Asia’s 10-ppm sulphur gasoil markets were volatile this week, with cracks hitting their lowest in two months on Friday, on mixed demand-supply cues stemming from uncertainty over the availability of Russian barrels and prompt October demand.
A closed east-west arbitrage at a discount of around $54 a metric ton, with some trade sources attributing it to a slightly stronger prompt fundamentals in Asia and lacklustre demand in northwest Europe, also weighed on the market. The spread hit almost a one-month high late week.
The late-week announcement on the ban being slightly lifted for Russian exports, which will likely ease supply tightness, turned the market slightly bearish.

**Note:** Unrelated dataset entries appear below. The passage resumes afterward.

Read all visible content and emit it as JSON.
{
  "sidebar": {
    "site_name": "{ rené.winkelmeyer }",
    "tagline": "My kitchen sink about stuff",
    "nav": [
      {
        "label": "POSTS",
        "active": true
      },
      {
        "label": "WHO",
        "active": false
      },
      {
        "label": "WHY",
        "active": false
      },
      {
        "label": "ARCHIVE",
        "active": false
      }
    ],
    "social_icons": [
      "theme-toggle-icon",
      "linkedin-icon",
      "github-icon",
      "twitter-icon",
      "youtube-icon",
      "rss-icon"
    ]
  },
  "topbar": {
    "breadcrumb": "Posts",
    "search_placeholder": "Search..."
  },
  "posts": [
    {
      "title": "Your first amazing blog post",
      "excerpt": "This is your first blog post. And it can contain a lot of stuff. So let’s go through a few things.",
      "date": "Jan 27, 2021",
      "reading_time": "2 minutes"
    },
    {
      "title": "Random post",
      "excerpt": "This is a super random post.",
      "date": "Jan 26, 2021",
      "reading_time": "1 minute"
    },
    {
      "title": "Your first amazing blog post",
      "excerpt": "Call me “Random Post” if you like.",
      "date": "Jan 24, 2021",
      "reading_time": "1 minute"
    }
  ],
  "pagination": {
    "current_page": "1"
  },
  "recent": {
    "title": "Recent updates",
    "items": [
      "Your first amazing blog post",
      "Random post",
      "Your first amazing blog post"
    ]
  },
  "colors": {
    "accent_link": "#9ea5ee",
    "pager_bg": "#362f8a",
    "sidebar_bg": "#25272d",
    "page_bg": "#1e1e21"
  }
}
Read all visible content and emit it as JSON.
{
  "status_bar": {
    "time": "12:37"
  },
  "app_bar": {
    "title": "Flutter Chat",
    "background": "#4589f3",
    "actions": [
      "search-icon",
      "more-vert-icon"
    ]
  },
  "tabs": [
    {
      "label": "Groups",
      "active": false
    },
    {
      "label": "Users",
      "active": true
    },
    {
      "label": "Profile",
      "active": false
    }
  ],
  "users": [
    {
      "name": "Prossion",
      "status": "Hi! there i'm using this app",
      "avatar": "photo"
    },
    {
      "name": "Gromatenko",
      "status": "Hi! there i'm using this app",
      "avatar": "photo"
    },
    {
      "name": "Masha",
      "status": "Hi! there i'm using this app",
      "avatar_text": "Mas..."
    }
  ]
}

ICE gasoil futures LGOc1 for October fell by more than 2% following the news.
Refining margins GO10SGCKMc1 closed at the lowest level in five sessions at slightly above $24 a barrel.

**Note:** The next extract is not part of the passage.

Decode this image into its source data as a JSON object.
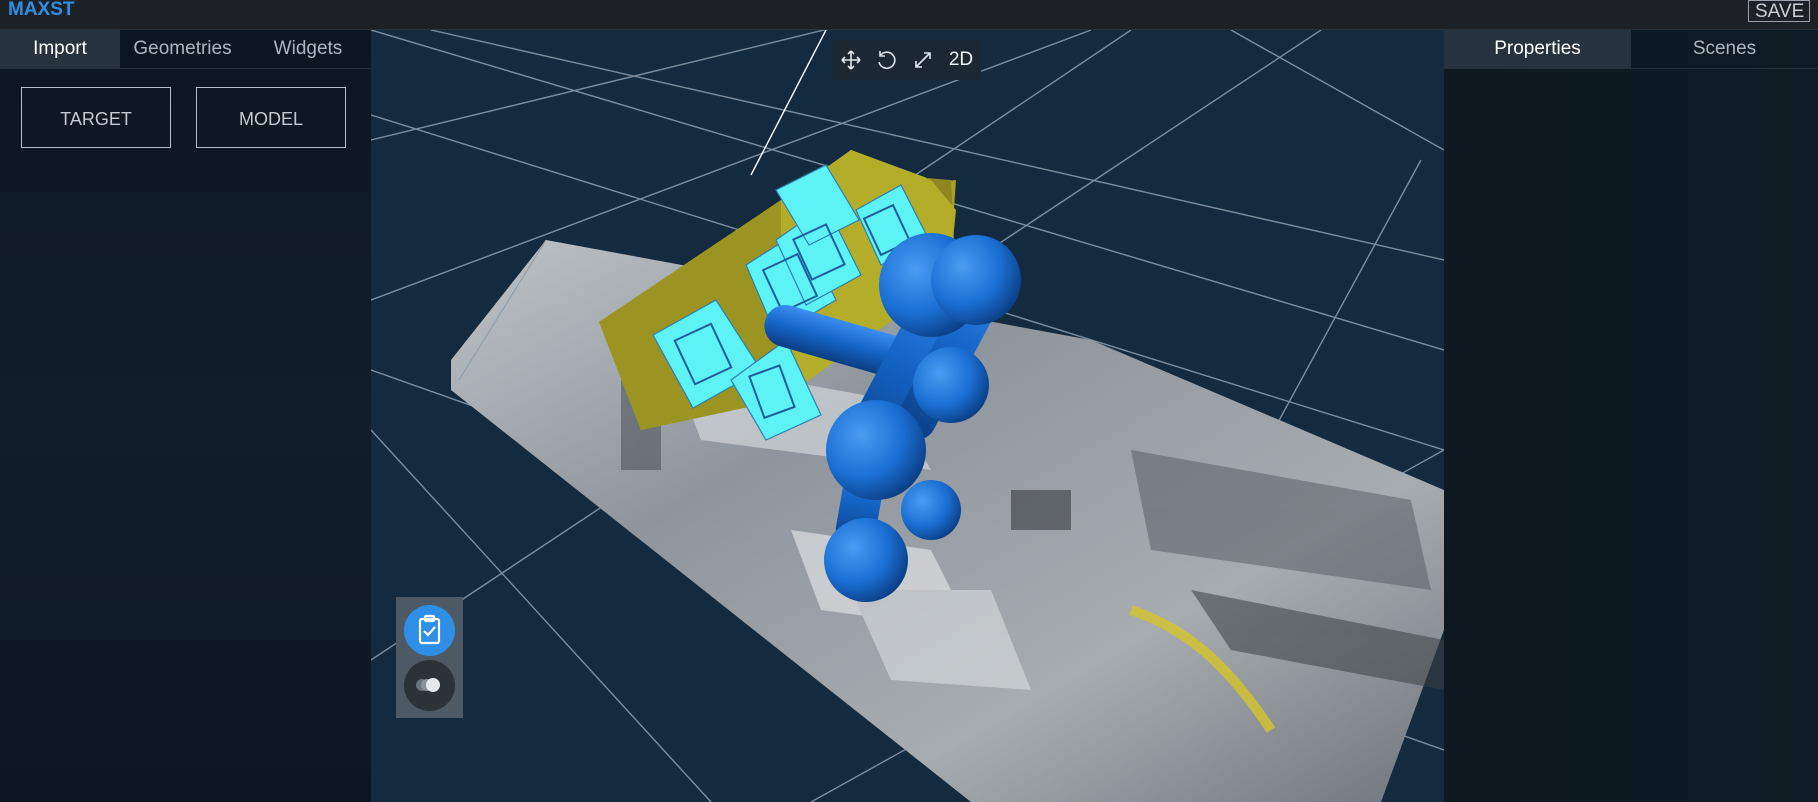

Spot cash premiums GO10-SIN-DIF slipped to $1.95 a barrel, in line with the less-backwardated market structure between October and November swap prices.

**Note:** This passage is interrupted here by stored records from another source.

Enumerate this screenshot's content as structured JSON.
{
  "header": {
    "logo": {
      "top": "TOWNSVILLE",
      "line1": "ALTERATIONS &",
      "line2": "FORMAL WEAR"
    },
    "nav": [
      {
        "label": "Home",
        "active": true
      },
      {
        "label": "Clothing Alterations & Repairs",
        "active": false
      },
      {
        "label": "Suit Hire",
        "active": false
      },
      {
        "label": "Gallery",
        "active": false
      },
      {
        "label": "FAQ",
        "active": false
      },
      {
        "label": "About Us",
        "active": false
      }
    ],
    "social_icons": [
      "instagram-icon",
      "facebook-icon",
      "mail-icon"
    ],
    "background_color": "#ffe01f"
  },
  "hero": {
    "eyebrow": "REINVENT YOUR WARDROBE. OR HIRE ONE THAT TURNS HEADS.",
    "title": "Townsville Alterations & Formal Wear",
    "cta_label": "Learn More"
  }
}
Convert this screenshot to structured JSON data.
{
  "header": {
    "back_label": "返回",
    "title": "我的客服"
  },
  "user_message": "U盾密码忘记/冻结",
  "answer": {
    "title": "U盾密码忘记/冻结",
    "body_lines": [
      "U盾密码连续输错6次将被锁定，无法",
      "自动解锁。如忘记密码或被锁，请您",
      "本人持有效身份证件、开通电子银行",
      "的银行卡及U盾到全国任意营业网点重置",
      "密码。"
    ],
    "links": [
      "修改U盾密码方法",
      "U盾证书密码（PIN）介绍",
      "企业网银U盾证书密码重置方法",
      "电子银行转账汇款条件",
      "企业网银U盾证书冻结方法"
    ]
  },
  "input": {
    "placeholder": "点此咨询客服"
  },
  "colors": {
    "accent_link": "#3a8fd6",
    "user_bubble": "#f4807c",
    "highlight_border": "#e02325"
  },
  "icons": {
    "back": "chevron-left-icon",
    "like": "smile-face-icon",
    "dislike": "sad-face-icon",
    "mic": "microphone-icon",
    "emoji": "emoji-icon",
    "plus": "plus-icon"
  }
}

Spot cash premiums were also against a backdrop of more lower-priced sellers for October material, although last-minute purchases limited the downside.
Jet fuel refining margins JETSGCKMc1 were driven by thin spot trading liquidity, both in the swaps and physical markets, though some prompt sellers resurfaced late week. The arbitrage to the U.S. West Coast remained opened, but talks of a slowdown in flight capacity numbers weighed on discussions.
Weaker gasoil performance and limited jet fuel discussions narrowed the front month regrade JETREG10SGMc1 by almost 50% week-on-week to a discount of $2 a barrel.
SINGAPORE CASH DEALS O/AS
– One gasoil deal, no jet fuel deal.
INVENTORIES
– Gasoil stocks held in independent storage in the Amsterdam-Rotterdam-Antwerp (ARA) refining and storage hub dropped by 3.8% in the week ended Thursday, data from Dutch consultancy Insights Global showed.
NEWS
– Indonesia may seek a new partner for state-run Pertamina’s refinery project in Tuban, East Java, due to uncertainty over its partnership with Russia’s Rosneft ROSN.MM, the chief economic minister has said.
– Russia’s government said on Friday it had lifted a ban on pipeline diesel exports via ports, removing the bulk of restrictions installed on Sept. 21.
– Russian oil pipeline monopoly Transneft TRNF_p.MM will resume diesel exports via ports in the Baltic Sea and Black Sea once it receives clearance from authorities and when suppliers are ready, TASS news agency reported on Friday, citing a company spokesman.